Je crois que la mobilité a toujours été un sujet sensible car « visible » : il touche la vie quotidienne des gens. Aujourd’hui, les comportements des individus évoluent, et les systèmes de transport doivent s’adapter. En ce sens la refonte du réseau bus « Atoubus » sur le réseau TCL, qui était un pari risqué, est un succès : le nouveau système a été compris et il est efficace.

Mais un service de qualité a un coût, ce qui pose un problème de financement. Le coût du transport public supporté par l’usager est beaucoup trop faible en France, et il est nécessaire d’augmenter les tarifs. Mais pour garantir une certaine équité sociale, il faut aller vers une tarification variable en fonction des revenus, et non plus en fonction du statut comme actuellement.

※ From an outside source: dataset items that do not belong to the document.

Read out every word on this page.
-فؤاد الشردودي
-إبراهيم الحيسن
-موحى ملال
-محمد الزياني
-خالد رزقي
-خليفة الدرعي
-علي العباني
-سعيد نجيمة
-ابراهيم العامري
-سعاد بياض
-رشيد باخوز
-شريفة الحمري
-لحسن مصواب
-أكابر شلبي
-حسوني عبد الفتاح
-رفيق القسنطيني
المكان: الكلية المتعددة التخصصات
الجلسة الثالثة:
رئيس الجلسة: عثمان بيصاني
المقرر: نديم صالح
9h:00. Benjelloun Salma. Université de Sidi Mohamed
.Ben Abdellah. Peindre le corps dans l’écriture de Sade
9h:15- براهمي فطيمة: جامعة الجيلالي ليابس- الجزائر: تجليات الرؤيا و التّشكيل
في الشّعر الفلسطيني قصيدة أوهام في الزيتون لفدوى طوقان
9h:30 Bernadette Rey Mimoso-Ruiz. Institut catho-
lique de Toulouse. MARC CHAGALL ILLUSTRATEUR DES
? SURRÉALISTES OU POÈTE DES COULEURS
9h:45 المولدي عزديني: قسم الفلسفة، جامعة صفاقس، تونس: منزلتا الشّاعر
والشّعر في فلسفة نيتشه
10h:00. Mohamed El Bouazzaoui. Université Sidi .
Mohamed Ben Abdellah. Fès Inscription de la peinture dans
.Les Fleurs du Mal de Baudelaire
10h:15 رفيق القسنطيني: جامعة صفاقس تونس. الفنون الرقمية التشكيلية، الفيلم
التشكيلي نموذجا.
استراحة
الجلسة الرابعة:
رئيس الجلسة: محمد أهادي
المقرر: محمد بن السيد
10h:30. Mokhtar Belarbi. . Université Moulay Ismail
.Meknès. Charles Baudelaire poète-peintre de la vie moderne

L’enjeu de la mobilité aujourd’hui se situe en périphérie des villes. Les alternatives à la voiture se sont bien développées dans les zones denses. Mais dans les zones périphériques, la voiture est largement utilisée. Il faut inventer ici de nouveaux services de mobilité avec l’aide des nouvelles technologies de communication.

Quel est l’avenir du LET ?

Les thématiques de l’énergie, de l’environnement et des transports sont très fortes aujourd’hui, même si la crise économique met en avant la question de la croissance et du chômage. Nos travaux conservent donc une forte utilité sociale, comme en attestent les demandes des ministères, des collectivités locales, et même des entreprises de transport. L’essentiel de nos financements de recherche sont contractuels et proviennent d’appels d’offres, de plus en plus contraints budgétairement. On doit se battre pour garder des moyens, conserver nos postes d’enseignant-chercheur. On a acquis une expertise et une réputation qui nous permettent de sélectionner nos travaux selon leur intérêt en termes de recherche, et on tient à garder le temps de la réflexion : il nous faut 2 à 3 ans pour un vrai travail de recherche.

Il y a une expertise lyonnaise dans ce domaine de la mobilité ?

C’est évident, Lyon est connu en France comme un vrai pôle de recherche et de formation dans le domaine du transport. Il y a de nombreux acteurs présents, comme l’IFSSTAR, le CEREMA, la CODATU, le LET, les Universités et écoles d’ingénieurs, mais aussi des bureaux d’études spécialisés et tout un réseau industriel avec des pôles de compétitivité, comme le Cluster Rhône-Alpes Automobile, ou Lyon Urban Truck and Bus (LUTB), avec lesquels nous avons des collaborations. Et bien sûr, le réseau TCL est un de ces acteurs majeurs : c’est un de nos terrains d’observation privilégiés pour nos recherches et pour expérimenter de nouvelles solutions.